Takeover bids
This section is intended to include, where applicable, the information required by Circular 3/2015 of 23 March, issued by the Spanish National Securities Market Commission (CNMV), concerning takeover bids (opas) that may be made by Iberdrola, S.A. or for securities issued by Iberdrola, S.A.
At present, there is no information to be included in this section.
In accordance with the laws of the United States of America, and due to the activities carried out in that country by Avangrid – a company belonging to the Iberdrola Group – the acquisition of a stake that results in ownership of 10% or more of the share capital of Iberdrola, S.A. may be subject to prior approval by the Federal Energy Regulatory Commission and by the regulatory authorities of the states where Avangrid or any other Iberdrola group company operates in the United States. This is without prejudice to any other authorisations that may be required of the acquirer under US law.

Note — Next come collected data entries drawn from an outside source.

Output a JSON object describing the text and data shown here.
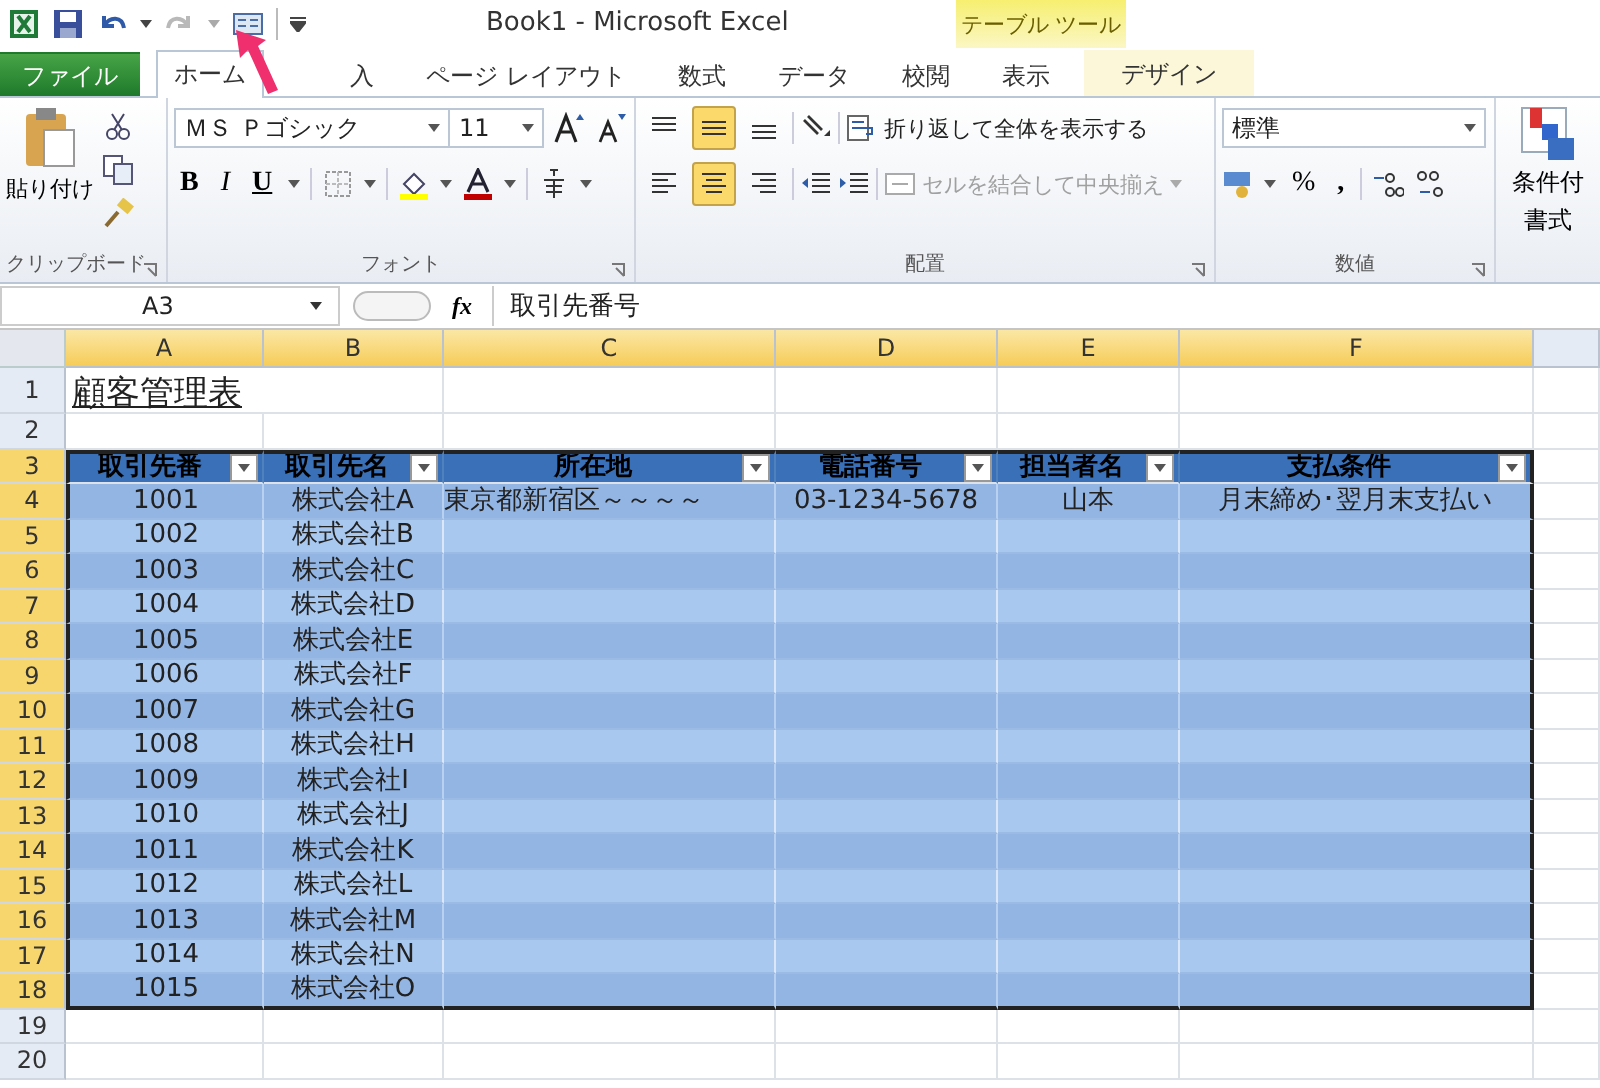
{
  "window": {
    "title": "Book1  -  Microsoft Excel",
    "context_tab_group": "テーブル ツール"
  },
  "tabs": [
    {
      "label": "ファイル",
      "kind": "file",
      "selected": false
    },
    {
      "label": "ホーム",
      "kind": "tab",
      "selected": true
    },
    {
      "label": "入",
      "kind": "tab",
      "selected": false
    },
    {
      "label": "ページ レイアウト",
      "kind": "tab",
      "selected": false
    },
    {
      "label": "数式",
      "kind": "tab",
      "selected": false
    },
    {
      "label": "データ",
      "kind": "tab",
      "selected": false
    },
    {
      "label": "校閲",
      "kind": "tab",
      "selected": false
    },
    {
      "label": "表示",
      "kind": "tab",
      "selected": false
    },
    {
      "label": "デザイン",
      "kind": "context",
      "selected": false
    }
  ],
  "ribbon": {
    "clipboard": {
      "paste": "貼り付け",
      "label": "クリップボード"
    },
    "font": {
      "name": "ＭＳ Ｐゴシック",
      "size": "11",
      "bold": "B",
      "italic": "I",
      "underline": "U",
      "label": "フォント"
    },
    "alignment": {
      "vertical": [
        {
          "selected": false
        },
        {
          "selected": true
        },
        {
          "selected": false
        }
      ],
      "horizontal": [
        {
          "selected": false
        },
        {
          "selected": true
        },
        {
          "selected": false
        }
      ],
      "wrap": {
        "label": "折り返して全体を表示する",
        "disabled": false
      },
      "merge": {
        "label": "セルを結合して中央揃え",
        "disabled": true
      },
      "label": "配置"
    },
    "number": {
      "format": "標準",
      "percent": "%",
      "comma": ",",
      "label": "数値"
    },
    "styles": {
      "conditional_line1": "条件付",
      "conditional_line2": "書式"
    }
  },
  "formula_bar": {
    "name_box": "A3",
    "fx": "fx",
    "formula": "取引先番号"
  },
  "sheet": {
    "columns": [
      {
        "label": "A",
        "selected": true
      },
      {
        "label": "B",
        "selected": true
      },
      {
        "label": "C",
        "selected": true
      },
      {
        "label": "D",
        "selected": true
      },
      {
        "label": "E",
        "selected": true
      },
      {
        "label": "F",
        "selected": true
      },
      {
        "selected": false
      }
    ],
    "rows": [
      {
        "num": "1",
        "kind": "title",
        "selected": false,
        "cells": [
          "顧客管理表"
        ]
      },
      {
        "num": "2",
        "kind": "blank",
        "selected": false,
        "cells": []
      },
      {
        "num": "3",
        "kind": "header",
        "selected": true,
        "cells": [
          "取引先番",
          "取引先名",
          "所在地",
          "電話番号",
          "担当者名",
          "支払条件"
        ]
      },
      {
        "num": "4",
        "kind": "data",
        "selected": true,
        "cells": [
          "1001",
          "株式会社A",
          "東京都新宿区～～～～",
          "03-1234-5678",
          "山本",
          "月末締め･翌月末支払い"
        ]
      },
      {
        "num": "5",
        "kind": "data",
        "selected": true,
        "cells": [
          "1002",
          "株式会社B"
        ]
      },
      {
        "num": "6",
        "kind": "data",
        "selected": true,
        "cells": [
          "1003",
          "株式会社C"
        ]
      },
      {
        "num": "7",
        "kind": "data",
        "selected": true,
        "cells": [
          "1004",
          "株式会社D"
        ]
      },
      {
        "num": "8",
        "kind": "data",
        "selected": true,
        "cells": [
          "1005",
          "株式会社E"
        ]
      },
      {
        "num": "9",
        "kind": "data",
        "selected": true,
        "cells": [
          "1006",
          "株式会社F"
        ]
      },
      {
        "num": "10",
        "kind": "data",
        "selected": true,
        "cells": [
          "1007",
          "株式会社G"
        ]
      },
      {
        "num": "11",
        "kind": "data",
        "selected": true,
        "cells": [
          "1008",
          "株式会社H"
        ]
      },
      {
        "num": "12",
        "kind": "data",
        "selected": true,
        "cells": [
          "1009",
          "株式会社I"
        ]
      },
      {
        "num": "13",
        "kind": "data",
        "selected": true,
        "cells": [
          "1010",
          "株式会社J"
        ]
      },
      {
        "num": "14",
        "kind": "data",
        "selected": true,
        "cells": [
          "1011",
          "株式会社K"
        ]
      },
      {
        "num": "15",
        "kind": "data",
        "selected": true,
        "cells": [
          "1012",
          "株式会社L"
        ]
      },
      {
        "num": "16",
        "kind": "data",
        "selected": true,
        "cells": [
          "1013",
          "株式会社M"
        ]
      },
      {
        "num": "17",
        "kind": "data",
        "selected": true,
        "cells": [
          "1014",
          "株式会社N"
        ]
      },
      {
        "num": "18",
        "kind": "data",
        "selected": true,
        "cells": [
          "1015",
          "株式会社O"
        ]
      },
      {
        "num": "19",
        "kind": "blank",
        "selected": false,
        "cells": []
      },
      {
        "num": "20",
        "kind": "blank",
        "selected": false,
        "cells": []
      }
    ]
  }
}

Specifically, the final order of the Public Service Commission of the State of New York, published on 6 January 2009, which sets out the full text of the authorisation for the acquisition of Energy East (now Avangrid) by Iberdrola, S.A., states that – in accordance with Section 70 of the Public Service Law – any transfer or lease of all or part of the electric or gas lines, infrastructure or systems, the execution of any contracts to operate such infrastructure or systems, as well as the transfer of a stake resulting in ownership of more than 10% of the share capital of Iberdrola, S.A., will require prior approval from the Commission.

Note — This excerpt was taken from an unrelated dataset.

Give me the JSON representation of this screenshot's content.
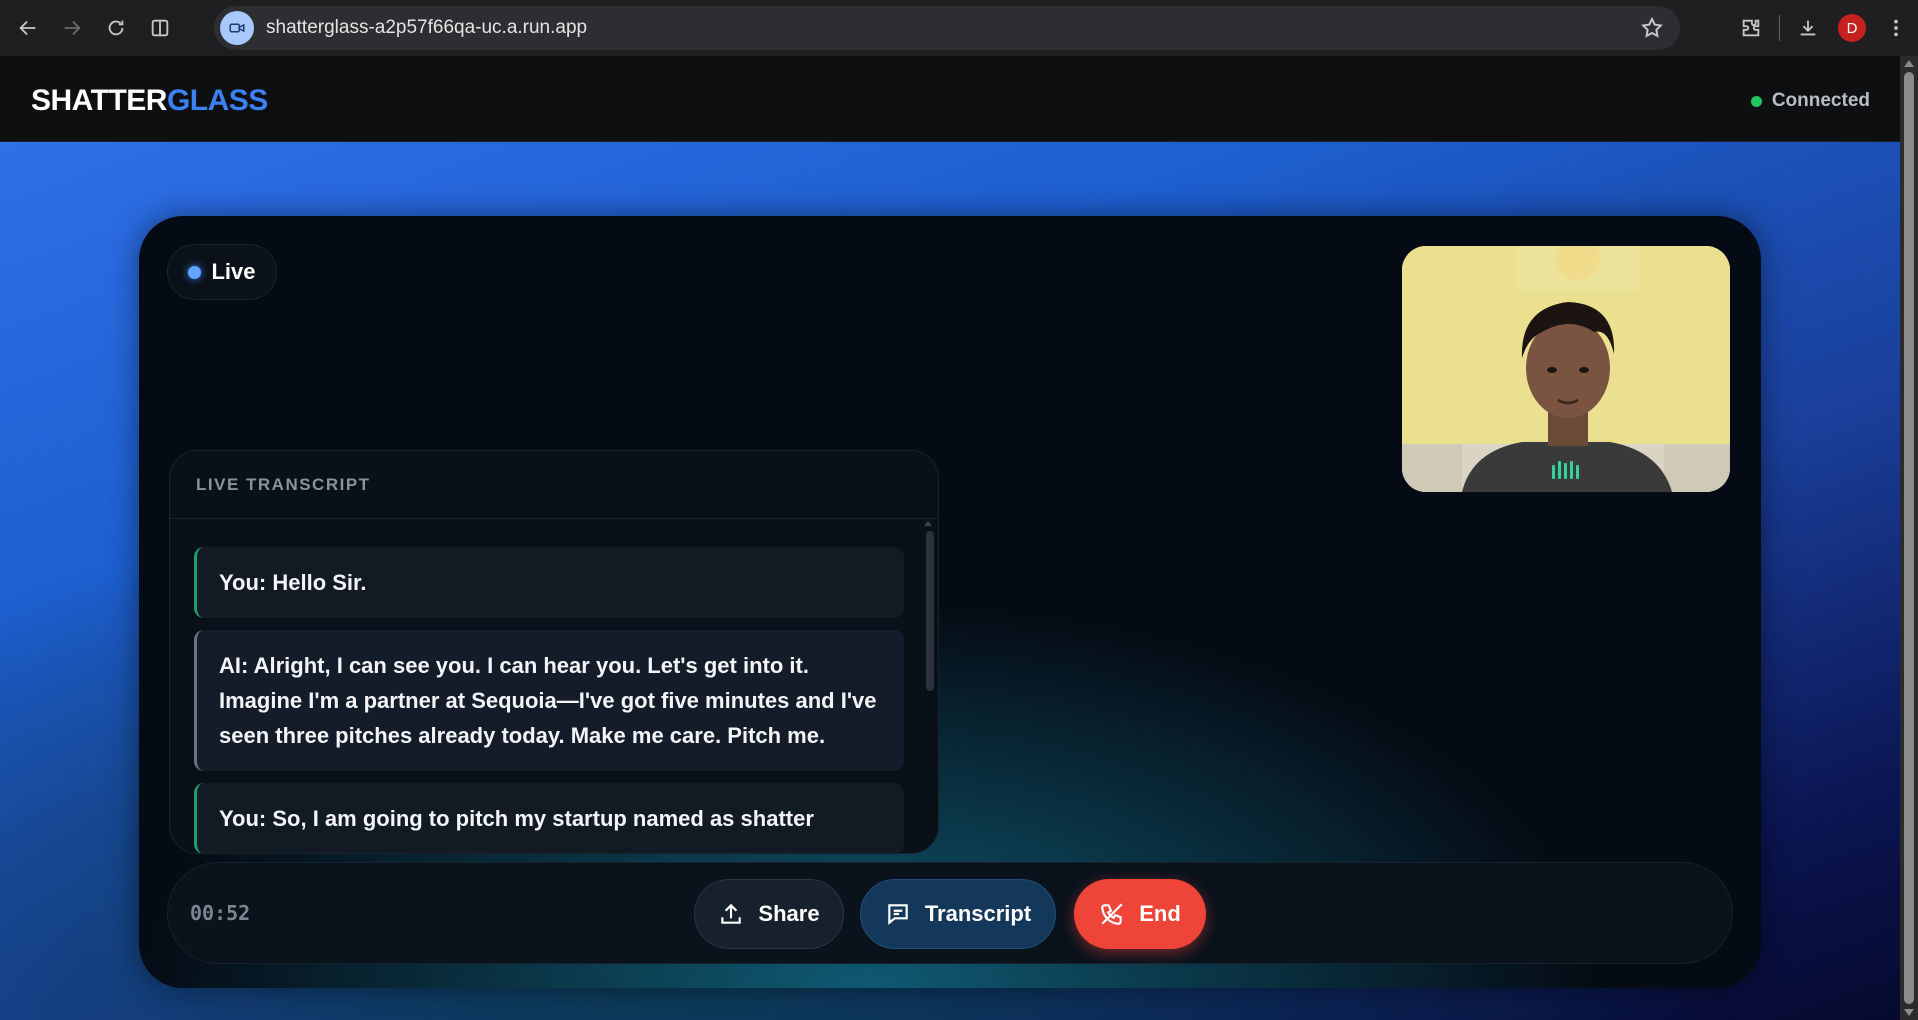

Additionally, under the law of the State of Maine, the acquisition of a stake exceeding 10% of the share capital of a regulated utility holding company is considered a “reorganisation” and requires prior approval from the Maine Public Utilities Commission. Similarly, in accordance with the regulations in the states of Connecticut and Massachusetts, the acquisition of control of Iberdrola, S.A. – as the parent company of public utility entities in both states – will require authorisation from the relevant regulatory authorities.